L’économie du don joue également un rôle majeur, appuyés sur des sites de dons tels que les groupes Freecycle (créées aux États-Unis en 2003), plateforme internet qui regroupe actuellement environ 5000 groupes d’échanges collaboratifs, permettant aux internautes de donner gratuitement des objets dont ils ne veulent plus. De nombreuses initiatives de ce genre se sont développées en Amérique du Nord, en Europe, en Argentine et dans le monde. On peut regretter que l’auteur ne fasse que peu référence aux travaux de recherche en marketing, qui ont émergé dès les années 1970 sur le comportement des post-consommateurs donnant des objets non voulus, et sur les raisons qui les amènent à donner [5].

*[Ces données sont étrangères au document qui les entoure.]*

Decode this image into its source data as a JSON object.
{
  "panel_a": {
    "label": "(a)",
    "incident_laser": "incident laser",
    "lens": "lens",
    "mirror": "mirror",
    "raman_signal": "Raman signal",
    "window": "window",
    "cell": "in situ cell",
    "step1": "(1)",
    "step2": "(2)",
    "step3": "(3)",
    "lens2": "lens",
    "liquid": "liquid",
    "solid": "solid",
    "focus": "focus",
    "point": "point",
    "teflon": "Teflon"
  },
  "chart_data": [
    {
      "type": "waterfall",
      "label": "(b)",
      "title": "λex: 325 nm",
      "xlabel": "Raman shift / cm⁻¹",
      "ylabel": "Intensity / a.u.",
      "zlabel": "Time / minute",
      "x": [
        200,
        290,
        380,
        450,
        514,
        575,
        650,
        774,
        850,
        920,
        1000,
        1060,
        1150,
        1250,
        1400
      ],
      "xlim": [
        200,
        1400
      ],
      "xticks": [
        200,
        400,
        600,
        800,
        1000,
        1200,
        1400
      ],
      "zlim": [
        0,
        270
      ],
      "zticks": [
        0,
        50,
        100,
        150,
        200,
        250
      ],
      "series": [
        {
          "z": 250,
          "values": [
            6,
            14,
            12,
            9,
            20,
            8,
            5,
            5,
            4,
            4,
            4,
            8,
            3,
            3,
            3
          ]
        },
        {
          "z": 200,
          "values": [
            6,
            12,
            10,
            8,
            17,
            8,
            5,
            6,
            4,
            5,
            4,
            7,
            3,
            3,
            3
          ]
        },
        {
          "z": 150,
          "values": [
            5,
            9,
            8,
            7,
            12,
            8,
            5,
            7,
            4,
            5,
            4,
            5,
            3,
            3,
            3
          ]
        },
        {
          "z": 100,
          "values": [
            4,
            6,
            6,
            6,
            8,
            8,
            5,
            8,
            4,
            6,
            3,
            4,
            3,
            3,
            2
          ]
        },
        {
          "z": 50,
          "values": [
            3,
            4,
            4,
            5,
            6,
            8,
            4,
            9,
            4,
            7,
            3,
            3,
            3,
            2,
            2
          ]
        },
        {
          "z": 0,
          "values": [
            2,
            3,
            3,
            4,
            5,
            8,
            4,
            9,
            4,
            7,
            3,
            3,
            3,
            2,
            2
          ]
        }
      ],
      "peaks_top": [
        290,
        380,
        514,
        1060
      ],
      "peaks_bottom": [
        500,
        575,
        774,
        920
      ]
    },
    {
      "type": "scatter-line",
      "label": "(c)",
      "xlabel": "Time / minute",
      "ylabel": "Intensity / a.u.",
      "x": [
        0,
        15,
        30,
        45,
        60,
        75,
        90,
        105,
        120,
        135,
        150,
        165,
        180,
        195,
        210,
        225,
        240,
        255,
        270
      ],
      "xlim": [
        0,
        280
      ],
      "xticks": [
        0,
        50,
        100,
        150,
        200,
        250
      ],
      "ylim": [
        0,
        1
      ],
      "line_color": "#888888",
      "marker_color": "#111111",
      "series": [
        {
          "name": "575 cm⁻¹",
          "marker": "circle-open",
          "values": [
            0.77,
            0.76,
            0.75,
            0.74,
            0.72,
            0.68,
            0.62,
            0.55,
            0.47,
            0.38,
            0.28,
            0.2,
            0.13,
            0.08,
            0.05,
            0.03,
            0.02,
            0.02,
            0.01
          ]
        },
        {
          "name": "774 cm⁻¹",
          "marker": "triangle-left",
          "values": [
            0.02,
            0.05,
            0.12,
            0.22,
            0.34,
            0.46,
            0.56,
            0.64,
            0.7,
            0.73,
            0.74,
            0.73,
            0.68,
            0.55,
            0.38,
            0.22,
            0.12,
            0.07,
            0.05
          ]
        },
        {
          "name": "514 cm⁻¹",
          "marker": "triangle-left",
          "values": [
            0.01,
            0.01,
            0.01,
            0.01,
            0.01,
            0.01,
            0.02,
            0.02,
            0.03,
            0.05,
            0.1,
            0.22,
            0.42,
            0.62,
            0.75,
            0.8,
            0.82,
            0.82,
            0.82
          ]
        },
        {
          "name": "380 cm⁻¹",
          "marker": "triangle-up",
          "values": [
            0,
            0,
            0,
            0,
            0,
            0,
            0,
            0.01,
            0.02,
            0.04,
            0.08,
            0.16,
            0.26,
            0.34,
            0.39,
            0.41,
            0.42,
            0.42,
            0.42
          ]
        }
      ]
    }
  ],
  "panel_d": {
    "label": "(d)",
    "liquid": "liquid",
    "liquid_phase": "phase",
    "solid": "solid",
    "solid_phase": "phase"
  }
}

Cela nous conduit à questionner cette tendance : la relation entre les donateurs et les bénéficiaires d’objets non voulus diffère-t-elle de l’échange ordinaire de biens payants ? Quelle expérience retire le bénéficiaire d’objets gratuits ? Comment se caractérise cette société de post-consommation ? Les villes engagées dans le mouvement zéro-déchet peuvent en donner une idée partielle. La ville de Capannori, en Toscane, est exemplaire, avec un taux de tri à la source proche de 100%, amenant à une réduction des déchets résiduels de moitié en moins de dix ans. D’autres municipalités ont suivi cet exemple.

Homo detritus ou Homo destructor ?

Cet ouvrage sur l’Homo detritus permet une vulgarisation des connaissances sur la société des déchets et ses contradictions, en soulignant les limites de l’économie circulaire, pour laquelle le cercle vertueux du recyclage est rarement parfait. Certaines comparaisons conceptuelles auraient pu néanmoins être approfondies. L’auteur compare Homo detritus à Homo œconomicus. Effectivement, le déchet révèle la face destructrice de notre économie. Les déchets doivent être interprétés dans le cadre de la destruction de la valeur [6]. L’existence des déchets nous pousse à redéfinir l’économie. Celle-ci étudie comment les ressources rares sont employées (ou ré-employées) pour la satisfaction des besoins des hommes vivant en société (recyclage, valorisation agricole, réutilisation…), mais aussi comment les ressources rares sont détruites (mise en décharge, incinération).

Le déchet, cet objet destiné à l’abandon ou ayant perdu de la valeur, génère des externalités négatives [7] que ce soit au niveau du recyclage de la matière (pollution atmosphérique lié au transport du verre ou des papiers et cartons collectés), du recyclage agricole (éléments métalliques et polluants émergents [8], présents dans les boues de stations d’épuration urbaines épandues), ou de l’incinération (pollution de l’air). Alors même qu’une nouvelle idéologie du recyclage semble promettre une persistance de nos modes de consommation, les difficultés associées au traitement de nos déchets rappellent le potentiel fondamentalement destructeur des modalités de consommation et de production de l’homo detritus.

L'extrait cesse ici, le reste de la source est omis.